Recent deep-submicron technology-based integrated circuits (ICs) are substantially more susceptible to transient faults. Thus, the soft errors that occurred due to transient faults are more important than they have ever been. As a result, it is critical to identify any functional inconsistencies and component failures as early in the design process as possible in order to avoid potentially threatening events. Early stage analysis of the integrated circuits enables designers to build fault tolerant systems by applying some fault-mitigation techniques.

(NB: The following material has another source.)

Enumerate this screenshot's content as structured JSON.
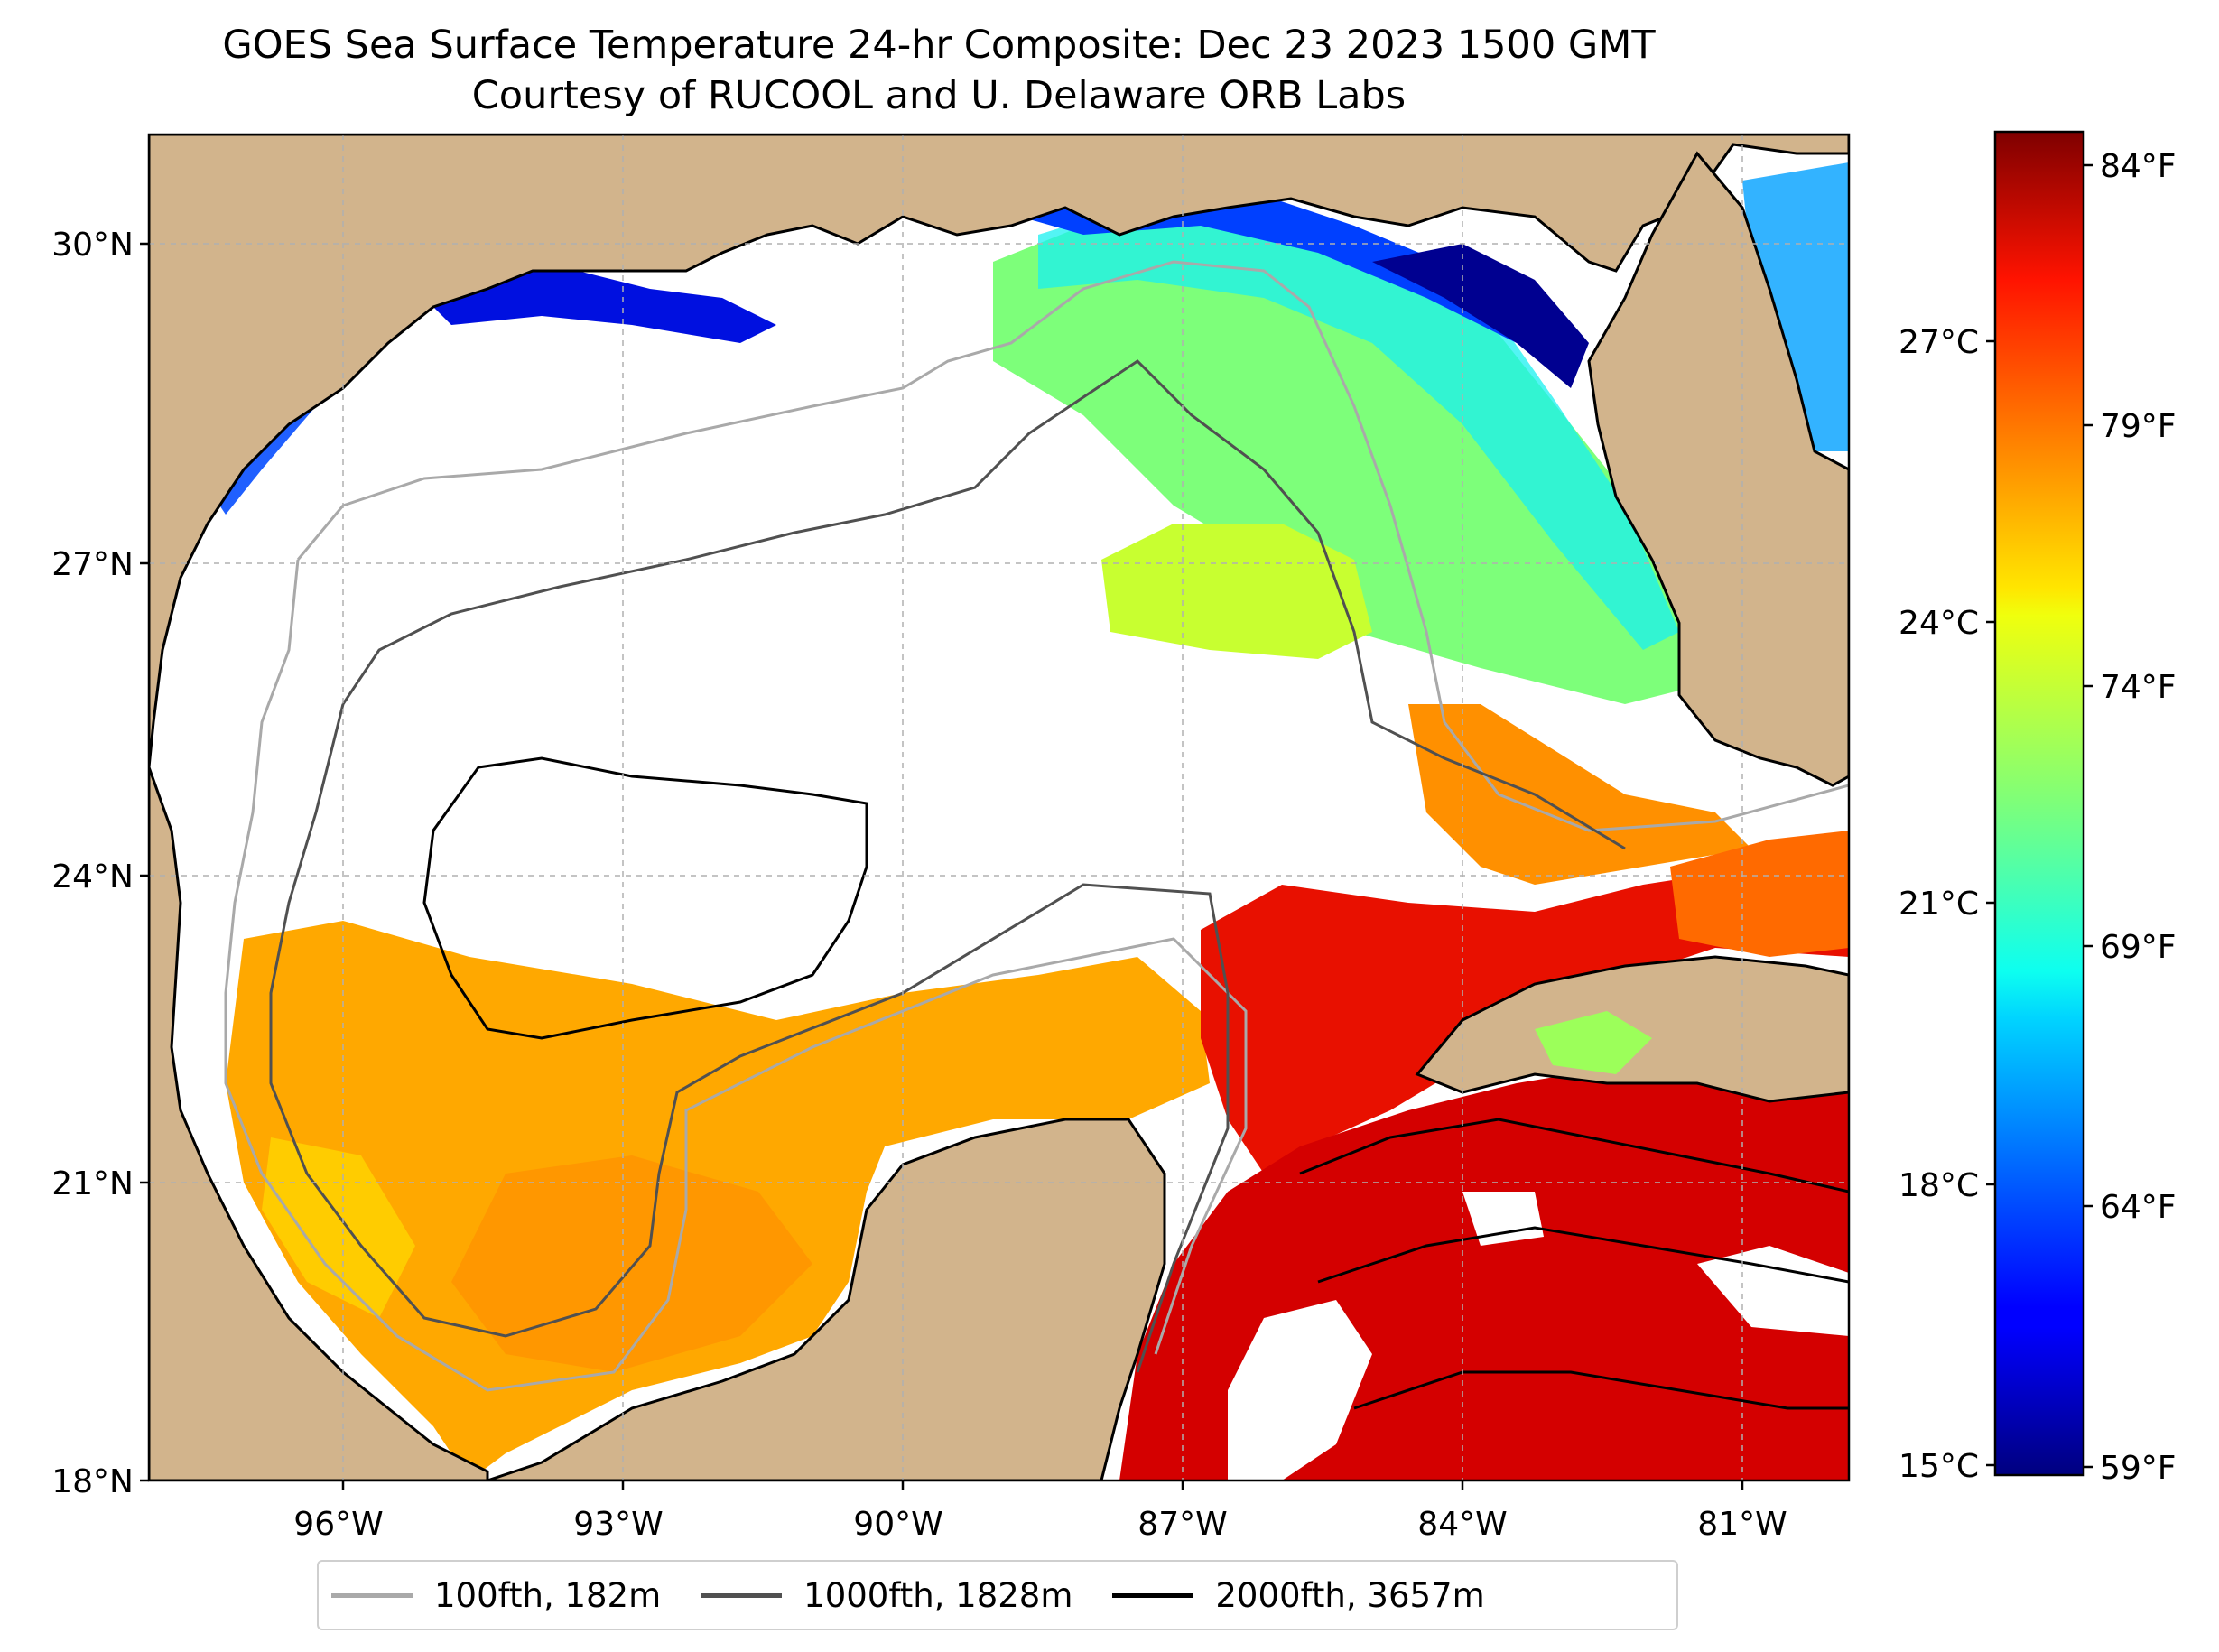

Existing methodologies for investigating single event transients (SETs) or single event multiple transients (SEMTs) faults often lack the ability to perform system analysis due to the state-explosion (such as simulation-based testing) or due to the ignoring of post-layout information (such as netlist-based analysis).

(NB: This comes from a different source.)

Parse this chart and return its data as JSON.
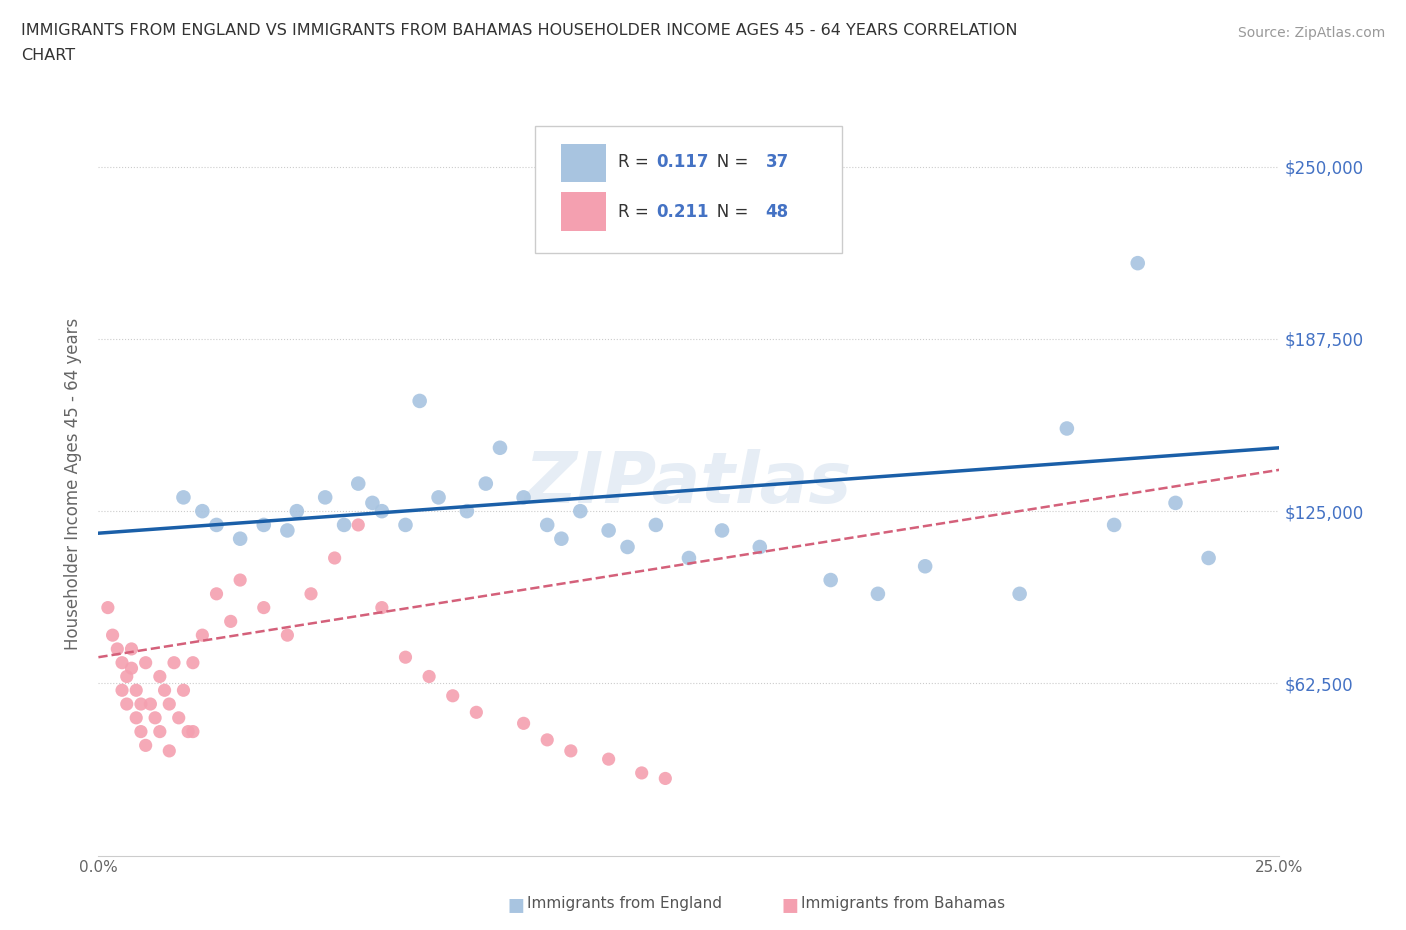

In this seminar, we will present a methodology based on modeling SETs and SEMTs as a satisfiabilty (SAT) problem. In addition, we include the effect of SEMT on the integrated circuit (IC) device by considering its post-layout information and modeling their propagations throughout the circuit by taking into account all three masking factors (e.g. logical masking, electrical masking, and latching-window effect). The methodology also provides insights into design vulnerabilities and critical areas of the IC layout. It is further extended to estimate the vulnerabilities of processor registers while running a specific application. This methodology has been packaged as a tool, called META. A demonstration of the tool will be conducted at end of the presentation.

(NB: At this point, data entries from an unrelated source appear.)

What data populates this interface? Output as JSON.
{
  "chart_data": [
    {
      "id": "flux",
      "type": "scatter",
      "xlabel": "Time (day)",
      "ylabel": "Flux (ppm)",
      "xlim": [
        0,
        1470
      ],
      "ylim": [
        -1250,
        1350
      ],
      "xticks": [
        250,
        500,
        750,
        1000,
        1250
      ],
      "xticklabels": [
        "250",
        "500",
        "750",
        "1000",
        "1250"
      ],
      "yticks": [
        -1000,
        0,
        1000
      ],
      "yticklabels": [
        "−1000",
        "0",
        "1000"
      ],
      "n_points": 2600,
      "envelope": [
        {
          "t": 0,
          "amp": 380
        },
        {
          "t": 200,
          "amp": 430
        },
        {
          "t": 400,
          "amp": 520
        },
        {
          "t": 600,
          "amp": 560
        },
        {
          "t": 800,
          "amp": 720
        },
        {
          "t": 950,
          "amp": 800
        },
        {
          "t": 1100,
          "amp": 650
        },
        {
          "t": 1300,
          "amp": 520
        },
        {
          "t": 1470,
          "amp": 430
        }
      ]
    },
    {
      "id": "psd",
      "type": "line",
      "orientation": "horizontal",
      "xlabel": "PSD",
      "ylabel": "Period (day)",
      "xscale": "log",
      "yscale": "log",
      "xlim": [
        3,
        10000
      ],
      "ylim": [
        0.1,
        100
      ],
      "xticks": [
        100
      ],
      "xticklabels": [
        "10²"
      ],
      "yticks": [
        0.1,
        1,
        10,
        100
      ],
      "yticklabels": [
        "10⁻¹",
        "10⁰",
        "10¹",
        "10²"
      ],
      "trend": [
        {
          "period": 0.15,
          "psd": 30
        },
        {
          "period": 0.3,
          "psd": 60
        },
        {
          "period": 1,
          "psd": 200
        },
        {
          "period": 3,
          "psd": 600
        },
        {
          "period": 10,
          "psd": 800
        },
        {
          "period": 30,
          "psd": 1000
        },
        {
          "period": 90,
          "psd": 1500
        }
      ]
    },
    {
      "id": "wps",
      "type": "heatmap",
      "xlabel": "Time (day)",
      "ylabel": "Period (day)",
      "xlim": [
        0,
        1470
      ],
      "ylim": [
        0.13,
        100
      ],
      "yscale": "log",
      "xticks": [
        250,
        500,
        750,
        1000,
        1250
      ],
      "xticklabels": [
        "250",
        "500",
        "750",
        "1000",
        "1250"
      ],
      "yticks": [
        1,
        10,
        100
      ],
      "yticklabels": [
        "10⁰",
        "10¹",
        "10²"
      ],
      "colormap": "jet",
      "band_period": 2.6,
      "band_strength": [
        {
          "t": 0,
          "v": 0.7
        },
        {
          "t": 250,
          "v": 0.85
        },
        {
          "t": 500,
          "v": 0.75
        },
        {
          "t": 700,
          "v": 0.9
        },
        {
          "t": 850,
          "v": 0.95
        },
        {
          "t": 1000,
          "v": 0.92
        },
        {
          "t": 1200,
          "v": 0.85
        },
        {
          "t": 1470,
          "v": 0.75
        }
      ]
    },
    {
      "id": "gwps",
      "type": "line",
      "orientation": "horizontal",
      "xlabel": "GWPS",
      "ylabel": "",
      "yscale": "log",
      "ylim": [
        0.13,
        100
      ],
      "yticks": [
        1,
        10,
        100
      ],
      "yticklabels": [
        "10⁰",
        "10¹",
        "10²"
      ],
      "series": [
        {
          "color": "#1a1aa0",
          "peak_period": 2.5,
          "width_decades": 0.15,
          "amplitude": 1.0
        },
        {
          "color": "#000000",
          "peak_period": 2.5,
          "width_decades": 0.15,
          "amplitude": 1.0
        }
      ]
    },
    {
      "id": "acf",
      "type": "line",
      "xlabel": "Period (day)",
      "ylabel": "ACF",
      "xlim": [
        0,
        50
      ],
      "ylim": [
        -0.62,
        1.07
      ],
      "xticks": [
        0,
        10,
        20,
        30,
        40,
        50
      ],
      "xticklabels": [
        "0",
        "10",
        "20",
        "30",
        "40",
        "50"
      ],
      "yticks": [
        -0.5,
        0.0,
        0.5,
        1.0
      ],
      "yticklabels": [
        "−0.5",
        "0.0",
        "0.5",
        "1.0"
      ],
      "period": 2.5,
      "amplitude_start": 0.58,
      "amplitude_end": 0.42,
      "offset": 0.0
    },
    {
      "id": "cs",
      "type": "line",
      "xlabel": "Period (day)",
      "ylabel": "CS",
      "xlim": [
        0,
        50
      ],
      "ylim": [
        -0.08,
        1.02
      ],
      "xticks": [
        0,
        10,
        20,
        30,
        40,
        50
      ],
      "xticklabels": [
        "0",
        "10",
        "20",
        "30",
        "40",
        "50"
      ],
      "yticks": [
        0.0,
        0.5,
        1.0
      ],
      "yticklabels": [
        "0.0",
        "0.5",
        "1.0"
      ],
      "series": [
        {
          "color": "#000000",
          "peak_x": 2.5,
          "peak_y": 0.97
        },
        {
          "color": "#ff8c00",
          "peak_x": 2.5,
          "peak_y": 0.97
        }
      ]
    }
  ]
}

Dr. Ait Mohamed has several years of hardware verification experience. He contributed to the MDG tool; a formal verification tool developed at the University of Montreal, he introduced the use of formal methods in the hardware design flow within the verification group of the Scalable Switch Fabric Project at Nortel Networks which was a new generation of optical switch scalable up to 4.8 T/s, then he introduced a hardware functional verification course at Concordia University. Recently, Dr Ait Mohamed’s team realized significant contributions in high-level reliability analysis of complex systems using formal methods. He is co-investigator of a major project in the cyber security of cooperative autonomous networked unmanned vehicles (CANUMV) with National Defence, Canada with FOUR (4) academic organizations, FOUR (4) industrial and TWO (2) governmental agency partners. His main contribution in this project is related to High Assurance and Certifiability of CANUMV Assets. He also contributed to the OVNIPROM project initiated by TIMA to analyse the radiations effects on many core implementations of satellite board computer. In his career, he has trained 25 MAScs, 14 PhDs, and 3 PDFs.